As part of Hawaii’s total costs, the Reason report found that the state spent nearly $78,000 per mile in administrative costs on its roads, while the national average for those costs was $10,051. Only Connecticut spent more per mile on administration than Hawaii.
Sakahara said most of Hawaii’s 2013 administrative total actually went toward debt service on DOT projects, and if stripped away the administrative costs per mile were closer to $18,000, which would “boost us significantly in the ranking.”
In 2013, more than 31 percent of Hawaii’s state roads were listed in poor condition — making it the worst in the nation for urban roadways, the Reason report found.
The state has struggled for years to properly maintain its roads. In 2008, Larry Galehouse, director of the Michigan State University-based National Center for Pavement Preservation, delivered federally funded recommendations to the state DOT on how to improve maintenance.

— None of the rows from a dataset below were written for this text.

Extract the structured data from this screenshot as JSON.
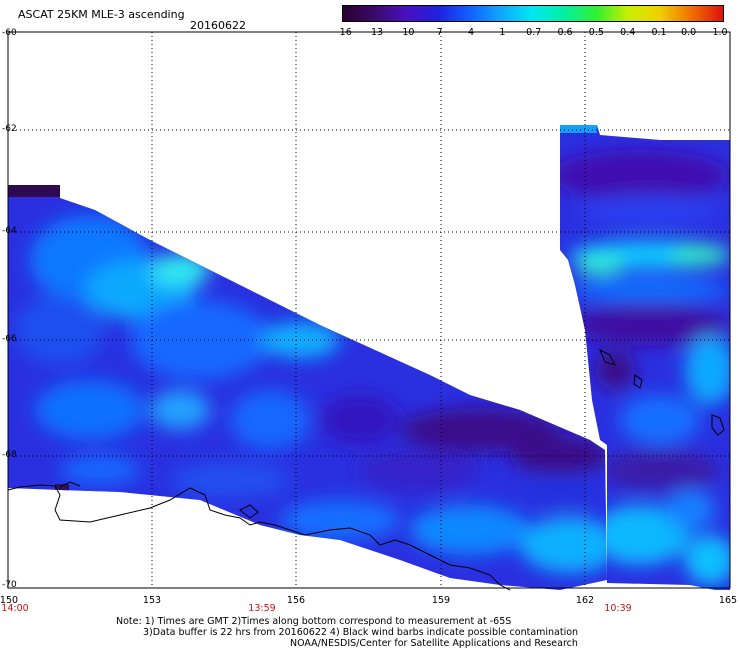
{
  "header": {
    "title": "ASCAT 25KM MLE-3 ascending",
    "date": "20160622"
  },
  "colorbar": {
    "labels": [
      "-16",
      "-13",
      "-10",
      "-7",
      "-4",
      "-1",
      "-0.7",
      "-0.6",
      "-0.5",
      "-0.4",
      "-0.1",
      "0.0",
      "1.0"
    ],
    "colors": [
      "#2a0030",
      "#3a0a6a",
      "#4a10c0",
      "#2020e0",
      "#1060ff",
      "#10a8ff",
      "#00e8f0",
      "#00f0a0",
      "#30f030",
      "#c8f000",
      "#f0d000",
      "#f07000",
      "#e01010"
    ]
  },
  "map": {
    "lat_labels": [
      "-60",
      "-62",
      "-64",
      "-66",
      "-68",
      "-70"
    ],
    "lon_labels": [
      "150",
      "153",
      "156",
      "159",
      "162",
      "165"
    ],
    "lat_range": [
      -70,
      -60
    ],
    "lon_range": [
      150,
      165
    ]
  },
  "times": [
    "14:00",
    "13:59",
    "10:39"
  ],
  "notes": {
    "line1": "Note: 1) Times are GMT 2)Times along bottom correspond to measurement at -65S",
    "line2": "3)Data buffer is 22 hrs from 20160622 4) Black wind barbs indicate possible contamination",
    "line3": "NOAA/NESDIS/Center for Satellite Applications and Research"
  }
}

Galehouse had concluded that DOT staff lacked sufficient training, guidelines and tools needed to keep the roads in shape at least on par with roads in other U.S. regions. The suggestions in that report were disregarded for years.
Gov. David Ige, who took office in 2014, has recently shifted the state’s transportation priorities. Under Ige, the state has indefinitely deferred almost all major new highway projects to instead focus more of its resources on maintenance.
The DOT reports that it recently began using preventive maintenance techniques on Oahu that it had not regularly done before — including the use of so-called “crack seal” and other materials as Galehouse’s report recommended years earlier.
The agency applied crack seal to Moanalua Freeway this month, and more crack-seal work is planned for next month along the H-1 between Aloha Stadium and the airport viaduct, Sakahara said.
“The administration now is making significant improvements to make the maintenance better,” Sakahara said, adding that policy could lead to better grades in subsequent annual Reason reports for the Ige years.
Prevedouros said he believed the policy “may make the numbers even worse.”
Without adding more highway capacity, the state’s congestion grades for the Reason reports will likely worsen, he said.